June 24, 2021
Ad-Tech: Google delays phasing out third-party
cookies in Chrome until 2023
In a blog post this morning, Google announced that it would be delaying its phase-out of third-party cookies from Google Chrome until mid-late 2023.
All you need to know: In a blog post this morning Google announced that it would be delaying its phase- out of third-party cookies until mid-late 2023. The timeline has now been broken into two stages, in late 2022 after testing is complete and APIs are launched to Chrome, publishers and the advertising industry will be given time to migrate their services.
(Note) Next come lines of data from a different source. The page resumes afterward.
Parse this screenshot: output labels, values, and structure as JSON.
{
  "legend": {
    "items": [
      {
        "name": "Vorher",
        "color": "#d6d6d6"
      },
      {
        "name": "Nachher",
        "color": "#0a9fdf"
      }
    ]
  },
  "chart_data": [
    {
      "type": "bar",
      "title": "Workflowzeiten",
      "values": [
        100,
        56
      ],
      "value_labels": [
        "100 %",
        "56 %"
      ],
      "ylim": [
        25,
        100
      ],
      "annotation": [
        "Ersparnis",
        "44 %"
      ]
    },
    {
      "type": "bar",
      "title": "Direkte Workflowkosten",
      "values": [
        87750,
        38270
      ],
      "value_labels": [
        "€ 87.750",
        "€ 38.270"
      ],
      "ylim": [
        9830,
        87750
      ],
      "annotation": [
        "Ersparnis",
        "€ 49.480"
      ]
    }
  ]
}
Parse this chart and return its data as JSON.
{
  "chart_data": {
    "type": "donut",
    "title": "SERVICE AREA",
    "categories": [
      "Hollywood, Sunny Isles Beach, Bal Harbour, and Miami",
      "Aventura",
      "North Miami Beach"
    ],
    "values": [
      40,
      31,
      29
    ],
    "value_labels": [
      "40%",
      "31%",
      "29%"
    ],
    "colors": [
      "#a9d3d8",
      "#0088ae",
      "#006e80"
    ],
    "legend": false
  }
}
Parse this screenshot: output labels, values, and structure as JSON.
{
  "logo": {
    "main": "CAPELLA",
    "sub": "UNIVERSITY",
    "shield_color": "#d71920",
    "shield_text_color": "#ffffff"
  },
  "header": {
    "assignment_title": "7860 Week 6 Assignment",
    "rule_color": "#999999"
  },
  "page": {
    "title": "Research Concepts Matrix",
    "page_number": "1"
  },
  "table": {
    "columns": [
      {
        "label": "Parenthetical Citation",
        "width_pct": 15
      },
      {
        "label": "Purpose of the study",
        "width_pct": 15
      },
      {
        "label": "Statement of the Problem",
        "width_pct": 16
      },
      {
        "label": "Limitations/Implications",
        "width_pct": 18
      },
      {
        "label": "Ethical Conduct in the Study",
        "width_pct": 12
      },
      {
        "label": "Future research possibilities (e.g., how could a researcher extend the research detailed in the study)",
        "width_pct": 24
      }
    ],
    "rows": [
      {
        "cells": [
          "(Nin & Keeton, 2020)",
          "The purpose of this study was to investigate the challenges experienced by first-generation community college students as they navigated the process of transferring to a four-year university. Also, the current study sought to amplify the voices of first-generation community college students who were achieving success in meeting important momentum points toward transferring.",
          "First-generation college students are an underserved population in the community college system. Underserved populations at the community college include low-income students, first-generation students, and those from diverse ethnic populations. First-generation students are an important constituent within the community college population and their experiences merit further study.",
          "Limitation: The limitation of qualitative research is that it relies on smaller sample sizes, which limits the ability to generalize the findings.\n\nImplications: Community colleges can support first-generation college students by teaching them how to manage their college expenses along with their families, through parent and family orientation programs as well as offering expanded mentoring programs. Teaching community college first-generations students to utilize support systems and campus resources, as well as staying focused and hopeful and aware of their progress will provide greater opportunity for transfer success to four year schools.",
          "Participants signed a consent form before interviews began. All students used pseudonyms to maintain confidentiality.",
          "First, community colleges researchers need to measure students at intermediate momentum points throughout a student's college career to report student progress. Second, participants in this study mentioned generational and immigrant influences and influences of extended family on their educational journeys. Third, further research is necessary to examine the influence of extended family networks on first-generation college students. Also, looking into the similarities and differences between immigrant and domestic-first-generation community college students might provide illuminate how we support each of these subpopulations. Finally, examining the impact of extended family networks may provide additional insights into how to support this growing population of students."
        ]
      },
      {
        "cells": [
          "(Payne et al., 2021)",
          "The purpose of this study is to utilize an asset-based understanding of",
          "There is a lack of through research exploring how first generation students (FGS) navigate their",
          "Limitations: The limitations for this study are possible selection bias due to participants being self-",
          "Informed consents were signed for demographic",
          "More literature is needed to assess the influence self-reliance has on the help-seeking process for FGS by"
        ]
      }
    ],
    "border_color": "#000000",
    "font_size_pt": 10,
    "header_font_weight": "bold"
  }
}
Google expects this to last for ~9 months and will monitor feedback before moving to stage 2. In stage 2, expected to start in mid-2023, Chrome will phase out support of third-party cookies which is expected to take 3 months finishing in late-2023.
What may have driven the change: The company noted that "While there’s considerable progress with this initiative, it's become clear that more time is needed across the ecosystem to get this right." Google noted giving more time for public discussion as well as continued engagement with regulators as two reasons for the delay. The latter has been a discussion of late with Google working with the United Kingdom's Competition and Markets Authority (CMA) following the CMA's announcement in January that it would be investigating Google's 'Privacy Sandbox' browser changes and more recently with the EU announcement that it would be launching a formal antitrust investigation to "Examine whether Google is distorting competition by restricting access by third parties to user data for advertising purposes on websites and apps, while reserving such data for its own use." As we noted last week, outside of the regulatory pressure, Google ran into a FLoC block when multiple reports cited Amazon blocking its new tracking system FLoC from gathering data on their properties.
Our view: Overall, it's difficult to determine right now what exactly this changes for the end-result of FLoC, but the additional time is a benefit to the open-internet providers to continue to work toward alternatives for third-party cookies. Companies have been working individually and collectively to create alternative identifiers to ensure performance following the loss of cookies. These headwinds to the launch Google's FLoC system will give them more time before the loss of cookies and also improve the maturity of their identifiers relative to FLoC when it is launched. One interesting note from Google's announcement was that the additional time would help the advertising industry migrate their services and help "ensure that cookies are not replaced with alternative forms of individual tracking, and discourage the rise of covert approaches like fingerprinting." While it's clear this will be an ongoing focus for the industry, we believe that today's announcement helps to alleviate near-term concerns and some of the pressure from this bear thesis that has been an overhang on the industry.